「imaginary happy」はハッピーエンドばかりのショートストーリー集。読んでほっこりなれるブログです。

住宅街の真ん中にある公園のベンチに座る男女

冬のある日。
ある日、駅から遠い住宅街のど真ん中の公園のベンチに、ぎこちない雰囲気の男女が座っていました。
見かけたのは、わたしがその公園を通りかかった一瞬のことでしたが、ただ黙って座っている若い男女は、かなり目立つ存在でした。

守られた日本の平和

無言でベンチに座る若い男女。
実は、この2人の正体はゴレンジャーです。

男(赤レンジャー)「本当にあのアパートにショッカーが住んでいるのかな?」

女(桃レンジャー)「分からないわ。それを私たちは今確かめようとしているんだもの。」

男(赤レンジャー)「そうだけど…。」

男性の視線の先には、道路脇に倒れた自転車。
ショッカーが住んでいると疑っているアパートの目の前です。

男(赤レンジャー)「あれで…」

女(桃レンジャー)「だまらっしゃい!ショッカーなら、自転車を放置するはずよ!」

男(赤レンジャー)「ショッカーじゃなくても、急いでいる人は放置するんじゃ…」

女(桃レンジャー)「レッド!あなたは私の言うことが信じられないの?!」

男(赤レンジャー)「そういうつもりじゃ…。ただ、ちょっと違うんじゃないかなーって思っただけだよ。」

女(桃レンジャー)「わかりましたー。
じゃあ、ほかに確認する方法があるなら言ってみてくださーい。
はい、どぉーぞぉー。」

レッドは心の中で大きなため息をつきます。こうなったピンクは誰も手がつけられません。

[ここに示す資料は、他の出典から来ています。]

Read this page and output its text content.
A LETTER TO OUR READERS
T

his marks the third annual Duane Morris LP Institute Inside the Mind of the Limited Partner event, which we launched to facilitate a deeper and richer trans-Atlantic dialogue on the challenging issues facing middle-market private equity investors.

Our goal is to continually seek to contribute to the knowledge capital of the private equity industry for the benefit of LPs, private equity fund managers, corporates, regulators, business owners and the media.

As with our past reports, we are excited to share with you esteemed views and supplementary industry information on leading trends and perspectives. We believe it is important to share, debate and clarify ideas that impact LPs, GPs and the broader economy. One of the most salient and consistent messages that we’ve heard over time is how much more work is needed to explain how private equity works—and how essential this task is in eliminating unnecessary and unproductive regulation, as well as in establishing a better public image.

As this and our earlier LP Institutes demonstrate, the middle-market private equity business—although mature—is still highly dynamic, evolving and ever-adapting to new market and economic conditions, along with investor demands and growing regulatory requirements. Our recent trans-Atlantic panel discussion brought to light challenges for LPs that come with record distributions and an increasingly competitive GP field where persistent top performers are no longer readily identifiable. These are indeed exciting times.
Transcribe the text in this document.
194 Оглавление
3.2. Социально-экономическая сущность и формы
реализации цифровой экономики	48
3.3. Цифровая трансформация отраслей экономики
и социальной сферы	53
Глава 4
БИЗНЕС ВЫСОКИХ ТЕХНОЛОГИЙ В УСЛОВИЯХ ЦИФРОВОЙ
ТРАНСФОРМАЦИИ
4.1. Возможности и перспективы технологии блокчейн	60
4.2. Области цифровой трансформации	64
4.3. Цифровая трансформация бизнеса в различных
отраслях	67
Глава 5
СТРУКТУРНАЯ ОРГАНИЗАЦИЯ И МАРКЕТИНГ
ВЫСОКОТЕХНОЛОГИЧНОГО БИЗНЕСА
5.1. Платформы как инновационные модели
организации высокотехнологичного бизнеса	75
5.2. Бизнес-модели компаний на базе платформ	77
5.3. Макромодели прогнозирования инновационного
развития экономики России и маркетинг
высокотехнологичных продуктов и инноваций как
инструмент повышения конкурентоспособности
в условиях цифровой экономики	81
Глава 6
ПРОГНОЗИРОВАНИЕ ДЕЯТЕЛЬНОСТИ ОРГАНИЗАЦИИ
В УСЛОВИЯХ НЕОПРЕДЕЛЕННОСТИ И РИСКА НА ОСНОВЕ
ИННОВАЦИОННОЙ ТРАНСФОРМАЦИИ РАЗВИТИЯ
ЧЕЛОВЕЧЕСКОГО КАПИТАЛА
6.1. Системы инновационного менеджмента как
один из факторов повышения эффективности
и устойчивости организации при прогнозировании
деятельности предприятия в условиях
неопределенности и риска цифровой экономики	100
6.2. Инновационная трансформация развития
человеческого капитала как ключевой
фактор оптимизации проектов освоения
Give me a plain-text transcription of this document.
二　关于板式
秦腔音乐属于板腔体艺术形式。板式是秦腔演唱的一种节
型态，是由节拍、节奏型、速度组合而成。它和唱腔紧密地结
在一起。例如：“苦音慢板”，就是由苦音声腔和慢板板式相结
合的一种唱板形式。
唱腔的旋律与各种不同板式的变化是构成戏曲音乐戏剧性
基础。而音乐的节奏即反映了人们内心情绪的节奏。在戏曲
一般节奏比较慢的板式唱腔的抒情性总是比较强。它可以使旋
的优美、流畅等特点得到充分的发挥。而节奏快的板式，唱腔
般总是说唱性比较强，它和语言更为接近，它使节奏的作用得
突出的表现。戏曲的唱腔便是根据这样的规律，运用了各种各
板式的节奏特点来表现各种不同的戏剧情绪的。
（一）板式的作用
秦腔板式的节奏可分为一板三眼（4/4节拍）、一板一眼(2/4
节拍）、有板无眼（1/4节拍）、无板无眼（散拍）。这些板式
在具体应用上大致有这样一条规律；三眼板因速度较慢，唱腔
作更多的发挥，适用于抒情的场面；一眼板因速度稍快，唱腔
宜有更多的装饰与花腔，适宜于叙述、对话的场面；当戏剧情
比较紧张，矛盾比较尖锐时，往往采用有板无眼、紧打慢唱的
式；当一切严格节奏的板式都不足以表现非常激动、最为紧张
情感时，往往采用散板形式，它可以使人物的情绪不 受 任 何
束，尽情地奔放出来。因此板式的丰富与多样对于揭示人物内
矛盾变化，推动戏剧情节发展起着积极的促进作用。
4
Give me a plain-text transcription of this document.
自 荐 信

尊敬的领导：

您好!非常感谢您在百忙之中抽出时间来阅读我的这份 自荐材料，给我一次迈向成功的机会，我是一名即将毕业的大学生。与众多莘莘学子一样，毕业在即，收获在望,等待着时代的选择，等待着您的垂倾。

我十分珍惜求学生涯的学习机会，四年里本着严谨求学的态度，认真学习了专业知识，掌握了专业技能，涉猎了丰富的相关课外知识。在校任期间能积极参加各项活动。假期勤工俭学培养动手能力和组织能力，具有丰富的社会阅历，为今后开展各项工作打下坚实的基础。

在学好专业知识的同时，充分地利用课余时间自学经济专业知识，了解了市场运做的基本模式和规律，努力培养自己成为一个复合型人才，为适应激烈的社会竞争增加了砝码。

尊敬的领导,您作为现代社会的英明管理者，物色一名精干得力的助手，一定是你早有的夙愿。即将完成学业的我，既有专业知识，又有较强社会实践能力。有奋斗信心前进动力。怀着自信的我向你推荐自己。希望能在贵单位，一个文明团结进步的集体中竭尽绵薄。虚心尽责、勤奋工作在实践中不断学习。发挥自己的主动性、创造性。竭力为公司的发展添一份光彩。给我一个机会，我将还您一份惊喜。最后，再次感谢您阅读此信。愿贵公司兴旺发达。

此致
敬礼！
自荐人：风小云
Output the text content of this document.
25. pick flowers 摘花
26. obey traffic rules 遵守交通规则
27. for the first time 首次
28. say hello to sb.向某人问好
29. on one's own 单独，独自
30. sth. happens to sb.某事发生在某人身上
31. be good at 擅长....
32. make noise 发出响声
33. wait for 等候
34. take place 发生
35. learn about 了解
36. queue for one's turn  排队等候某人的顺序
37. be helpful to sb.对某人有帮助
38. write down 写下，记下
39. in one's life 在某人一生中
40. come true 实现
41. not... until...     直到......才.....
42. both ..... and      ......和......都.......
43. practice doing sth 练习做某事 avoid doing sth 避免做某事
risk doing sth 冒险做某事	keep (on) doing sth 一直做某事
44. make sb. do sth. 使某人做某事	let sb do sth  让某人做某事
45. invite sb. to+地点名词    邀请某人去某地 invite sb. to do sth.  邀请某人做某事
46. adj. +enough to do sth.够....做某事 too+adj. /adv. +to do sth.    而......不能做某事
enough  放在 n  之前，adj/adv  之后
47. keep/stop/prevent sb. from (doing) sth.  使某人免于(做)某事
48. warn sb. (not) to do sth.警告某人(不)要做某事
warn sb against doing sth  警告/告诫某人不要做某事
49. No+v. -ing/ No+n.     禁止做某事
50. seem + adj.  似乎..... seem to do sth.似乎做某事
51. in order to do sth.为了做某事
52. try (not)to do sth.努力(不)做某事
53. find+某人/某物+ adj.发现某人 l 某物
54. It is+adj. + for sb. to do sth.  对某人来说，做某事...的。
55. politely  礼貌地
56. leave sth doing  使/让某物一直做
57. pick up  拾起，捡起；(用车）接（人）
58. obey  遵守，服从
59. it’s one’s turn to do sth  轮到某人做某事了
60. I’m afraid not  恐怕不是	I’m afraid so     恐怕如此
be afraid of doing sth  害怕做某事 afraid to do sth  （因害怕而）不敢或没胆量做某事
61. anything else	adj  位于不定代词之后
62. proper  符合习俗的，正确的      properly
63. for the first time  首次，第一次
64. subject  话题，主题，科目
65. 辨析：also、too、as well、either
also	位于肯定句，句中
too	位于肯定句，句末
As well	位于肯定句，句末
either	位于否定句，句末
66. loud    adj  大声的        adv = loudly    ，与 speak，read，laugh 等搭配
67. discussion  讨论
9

「どぉーぞぉー、どぉーぞぉー、早く言ってくださぁーい。」

(ガチャ)

男(赤レンジャー)「シッ!出てきた。」

一瞬にして2人の間に緊張が走りました。
ショッカーの疑いがある男性が、道路に倒れた自転車に気づきます。

(ごくっ…)2人が唾を飲む音。

ガタ。

男(赤レンジャー)「立てた…。」

女(桃レンジャー)「結果は出たわ。さ、次は隣町をパトロールよ!」

こうして、赤レンジャーと桃レンジャーの密かな努力によって、日本の平和は保たれているのです。
あなたの街の小さな公園に、地味な男女が無言で座っていたら、それはゴレンジャーかもしれません。